The confusion still happens. I recall Prime Time at the Bracknell Jazz Festival in the summer of 1980, post-punks sporting their Slits and Go4 Better Badges and pogoing at the front, much to Coleman’s manifest delight, while the sweatered real ale beards further back in the audience looked disturbed. Or the Tone Dialing group which appeared at the South Bank a dozen years ago, a seminal whirlwind of apparently random keyboard stabs, Bach quotations, dancers and rappers appearing and vanishing for no good reason (and reason is no good if you want to appreciate Ornette fully). Those who had gingerly become used to the early Atlantic sides looked as though a bomb had just hit them.
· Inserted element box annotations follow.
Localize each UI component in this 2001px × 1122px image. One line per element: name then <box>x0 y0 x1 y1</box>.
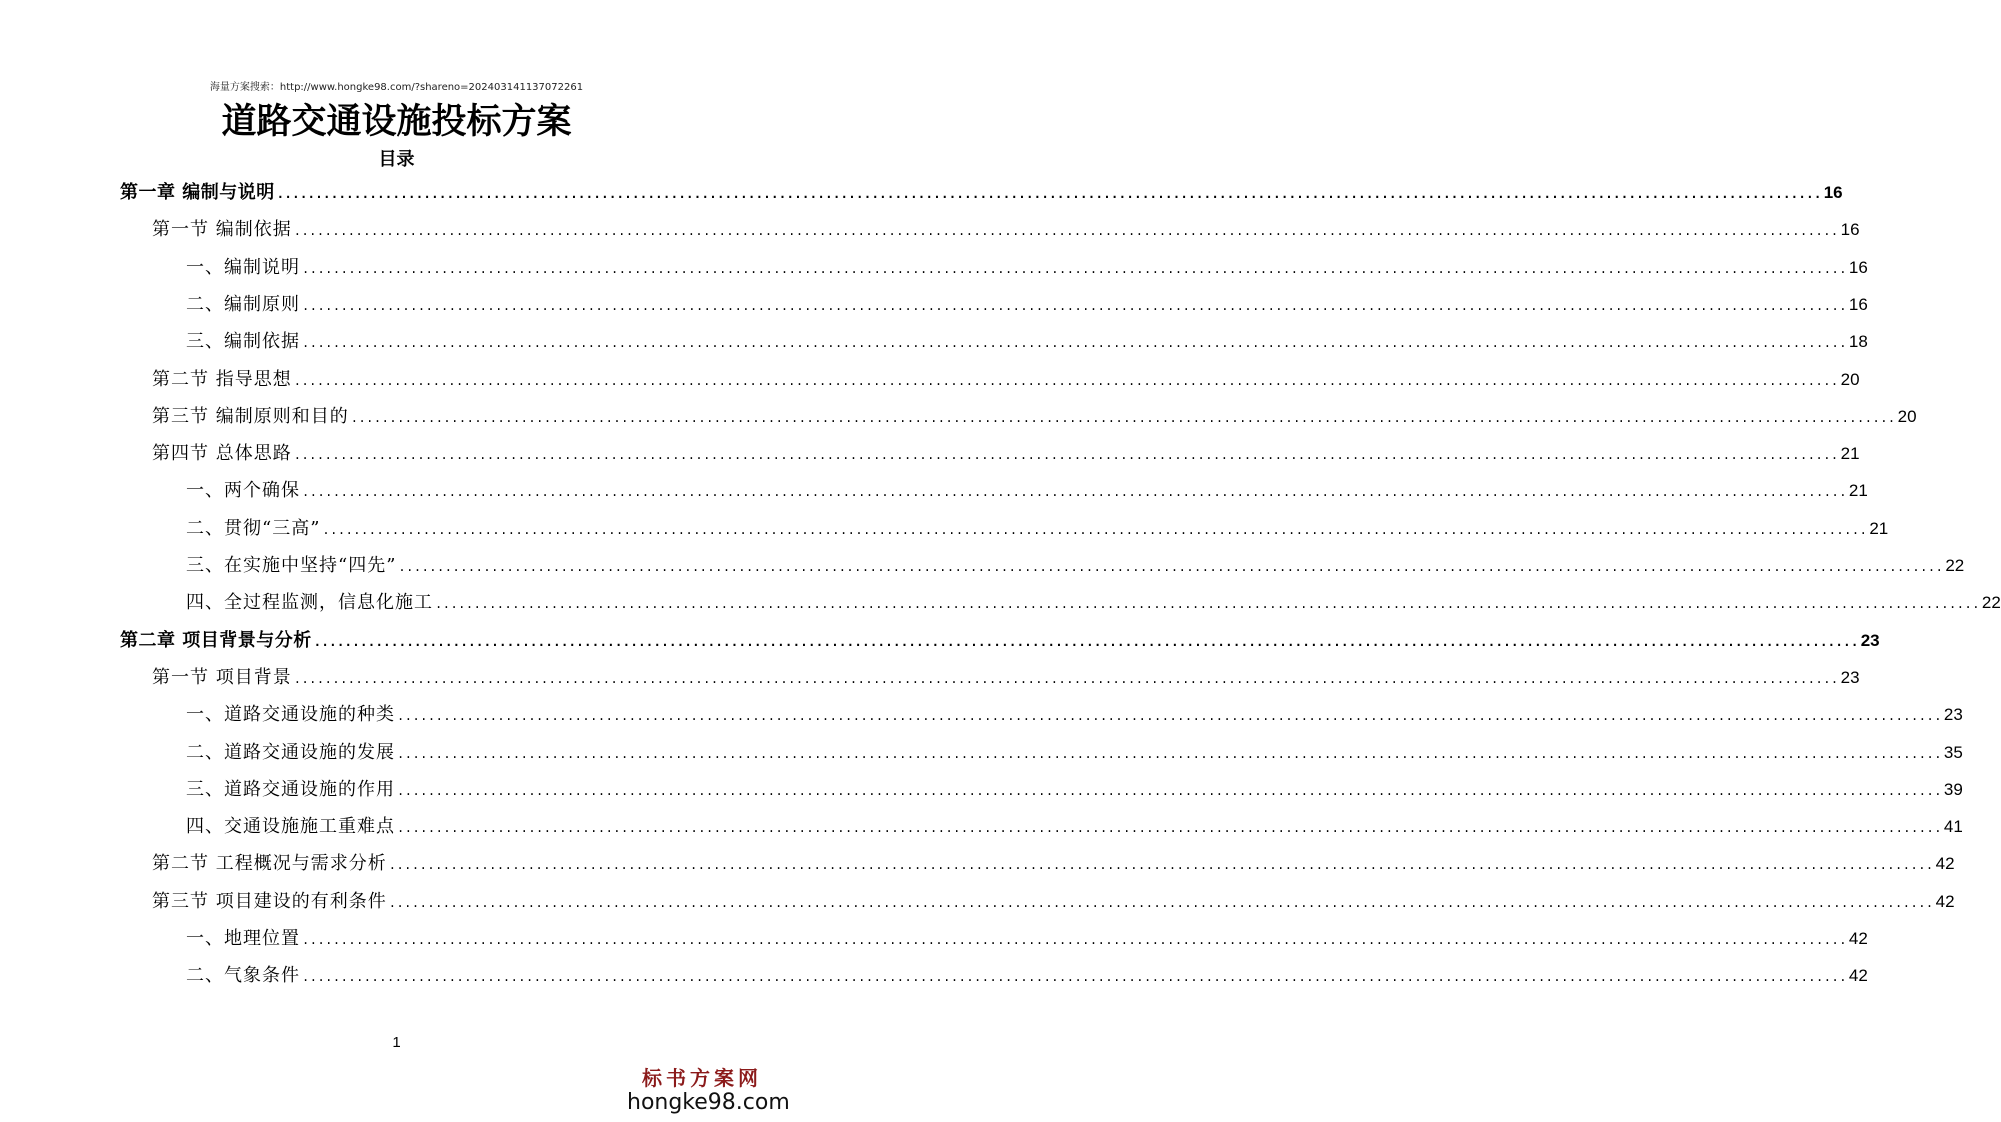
toc-entry-label: 二、编制原则 <box>186 293 300 315</box>
document-title: 道路交通设施投标方案 <box>221 102 572 142</box>
toc-entry-page: 18 <box>1848 332 1868 352</box>
toc-entry-page: 20 <box>1840 369 1860 389</box>
toc-entry-page: 21 <box>1840 444 1860 464</box>
toc-entry-label: 第二节 工程概况与需求分析 <box>152 853 387 875</box>
toc-entry-item[interactable] <box>186 472 1868 509</box>
toc-dot-leader: ........................................................................................................................................................................................................ <box>276 187 1822 201</box>
toc-dot-leader: ........................................................................................................................................................................................................ <box>302 933 1847 947</box>
toc-entry-item[interactable] <box>186 286 1868 323</box>
toc-entry-label: 二、贯彻“三高” <box>186 517 321 539</box>
toc-entry-section[interactable] <box>152 211 1860 248</box>
toc-dot-leader: ........................................................................................................................................................................................................ <box>302 298 1847 313</box>
toc-entry-item[interactable] <box>186 808 1963 845</box>
toc-dot-leader: ........................................................................................................................................................................................................ <box>302 970 1847 985</box>
toc-dot-leader: ........................................................................................................................................................................................................ <box>322 522 1868 537</box>
toc-entry-page: 21 <box>1869 518 1889 538</box>
toc-entry-item[interactable] <box>186 734 1963 771</box>
toc-entry-label: 第一节 编制依据 <box>152 219 292 241</box>
toc-entry-page: 23 <box>1840 667 1860 687</box>
toc-entry-page: 16 <box>1848 257 1868 277</box>
toc-entry-section[interactable] <box>152 435 1860 472</box>
toc-dot-leader: ........................................................................................................................................................................................................ <box>388 858 1934 873</box>
toc-entry-item[interactable] <box>186 584 2001 621</box>
toc-entry-label: 一、地理位置 <box>186 928 300 949</box>
toc-dot-leader: ........................................................................................................................................................................................................ <box>398 560 1944 574</box>
toc-entry-section[interactable] <box>152 398 1917 435</box>
toc-entry-chapter[interactable] <box>120 174 1843 211</box>
toc-entry-item[interactable] <box>186 249 1868 286</box>
toc-dot-leader: ........................................................................................................................................................................................................ <box>293 224 1839 239</box>
toc-dot-leader: ........................................................................................................................................................................................................ <box>313 634 1859 649</box>
toc-dot-leader: ........................................................................................................................................................................................................ <box>397 783 1942 798</box>
toc-entry-page: 42 <box>1848 966 1868 986</box>
toc-entry-page: 21 <box>1848 481 1868 501</box>
toc-dot-leader: ........................................................................................................................................................................................................ <box>293 373 1839 388</box>
toc-entry-page: 23 <box>1943 705 1963 725</box>
toc-dot-leader: ........................................................................................................................................................................................................ <box>397 709 1942 724</box>
toc-entry-item[interactable] <box>186 920 1868 957</box>
toc-dot-leader: ........................................................................................................................................................................................................ <box>435 597 1980 612</box>
toc-entry-label: 三、道路交通设施的作用 <box>186 778 395 800</box>
toc-entry-label: 一、道路交通设施的种类 <box>186 704 395 726</box>
toc-entry-page: 16 <box>1848 294 1868 314</box>
toc-dot-leader: ........................................................................................................................................................................................................ <box>350 410 1896 425</box>
toc-entry-item[interactable] <box>186 771 1963 808</box>
toc-entry-page: 35 <box>1943 742 1963 762</box>
toc-entry-label: 第一节 项目背景 <box>152 666 292 688</box>
toc-entry-label: 第三节 项目建设的有利条件 <box>152 890 387 912</box>
toc-entry-page: 41 <box>1943 817 1963 837</box>
toc-dot-leader: ........................................................................................................................................................................................................ <box>302 485 1847 500</box>
toc-entry-page: 42 <box>1935 891 1955 911</box>
watermark-en-text: hongke98.com <box>627 1090 790 1115</box>
toc-entry-label: 第一章 编制与说明 <box>120 182 275 203</box>
toc-dot-leader: ........................................................................................................................................................................................................ <box>397 746 1942 761</box>
toc-entry-label: 二、气象条件 <box>186 965 300 987</box>
watermark-cn-text: 标书方案网 <box>642 1066 762 1090</box>
toc-entry-item[interactable] <box>186 547 1965 584</box>
toc-entry-label: 第四节 总体思路 <box>152 443 292 465</box>
toc-entry-item[interactable] <box>186 510 1889 547</box>
toc-entry-page: 22 <box>1945 556 1965 575</box>
toc-dot-leader: ........................................................................................................................................................................................................ <box>302 261 1847 276</box>
toc-entry-section[interactable] <box>152 659 1860 696</box>
toc-entry-item[interactable] <box>186 696 1963 733</box>
header-search-note: 海量方案搜索：http://www.hongke98.com/?shareno=202403141137072261 <box>209 82 584 93</box>
toc-entry-label: 第三节 编制原则和目的 <box>152 405 349 427</box>
toc-entry-item[interactable] <box>186 957 1868 994</box>
toc-entry-page: 16 <box>1840 220 1860 240</box>
page-number: 1 <box>392 1034 401 1051</box>
toc-entry-label: 四、交通设施施工重难点 <box>186 816 395 838</box>
toc-dot-leader: ........................................................................................................................................................................................................ <box>397 821 1942 836</box>
toc-entry-page: 20 <box>1897 406 1917 426</box>
toc-heading: 目录 <box>378 149 415 170</box>
toc-entry-page: 42 <box>1935 854 1955 874</box>
toc-entry-page: 16 <box>1823 183 1843 202</box>
toc-entry-label: 第二章 项目背景与分析 <box>120 629 312 651</box>
toc-entry-page: 42 <box>1848 929 1868 948</box>
toc-entry-chapter[interactable] <box>120 622 1880 659</box>
toc-dot-leader: ........................................................................................................................................................................................................ <box>302 336 1847 351</box>
toc-entry-label: 二、道路交通设施的发展 <box>186 741 395 763</box>
toc-entry-page: 39 <box>1943 779 1963 799</box>
site-watermark-logo <box>627 1066 790 1116</box>
toc-dot-leader: ........................................................................................................................................................................................................ <box>388 895 1934 910</box>
toc-entry-label: 第二节 指导思想 <box>152 368 292 390</box>
toc-entry-label: 四、全过程监测，信息化施工 <box>186 592 433 614</box>
toc-entry-label: 三、在实施中坚持“四先” <box>186 555 397 576</box>
toc-entry-page: 23 <box>1860 630 1880 650</box>
toc-entry-section[interactable] <box>152 361 1860 398</box>
toc-entry-label: 三、编制依据 <box>186 331 300 353</box>
toc-dot-leader: ........................................................................................................................................................................................................ <box>293 671 1839 686</box>
toc-entry-section[interactable] <box>152 845 1955 882</box>
toc-entry-item[interactable] <box>186 323 1868 360</box>
toc-entry-page: 22 <box>1981 593 2001 613</box>
toc-dot-leader: ........................................................................................................................................................................................................ <box>293 448 1839 463</box>
toc-entry-label: 一、两个确保 <box>186 480 300 502</box>
toc-entry-label: 一、编制说明 <box>186 256 300 278</box>
toc-entry-section[interactable] <box>152 883 1955 920</box>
I didn’t notice too many walkouts yesterday evening, nor did I when Ornette’s current quartet played at the Barbican a couple of years ago, though I did notice that it was more or less the same audience (Morley included). There was the same befuddlement on the Today programme as there had been thirty years previously (for John Humphreys, read Jack de Manio). And experiencing the two or nine or thirty-eight hours that the quartet played, it was the same rush to both head and body, the delighted enmeshment in a self-contained and utterly confident world; if you can’t find it in yourself to enter it, is that our fault? Tunes came and went, more referred to than played specifically (“Good Old Days” and “Song X” both sped by), but the momentum was utterly of its own making; any feeling that this music is “wrong” leads us to examine ourselves to think whether we might be “wrong” – and in any case Ornette’s influence has spread so thoroughly and effusively through more or less all worthwhile music since Something Else (the business, of course, not wanting to admit his importance since that would dent their non-working model of “showbiz” and “stars” and “demographics”) that we breathe his music in, but never out, with little conscious effort.
Does Denardo at fifty know any more about playing the drums than the Denardo at ten who played on The Empty Foxhole? And what is “playing the drums” anyway when Denardo is so clearly the ideal drummer for his father’s music (the only other plausible candidate still living would be Maureen Tucker)? And what is “rhythm” when there are two bassists, one electric, one acoustic, the latter of which (Tony Falugia) effectively functioned as a second horn, or a second and third string when combined with Ornette’s free-form serialist country and western violin and it just sounds like stars turning into strawberry milk over Big Ben? The feeling is in the life, the life dwells securely within the music. By early exposure to Ornette I learned that everything is allowed, nothing is forbidden, justly or unjustly, that his world is open to all, and moreover that he swings like no other alto player left standing. He is now seventy-seven; the records will stand, but his living breath must be shared as much as possible while he continues to do everything with time save marking it.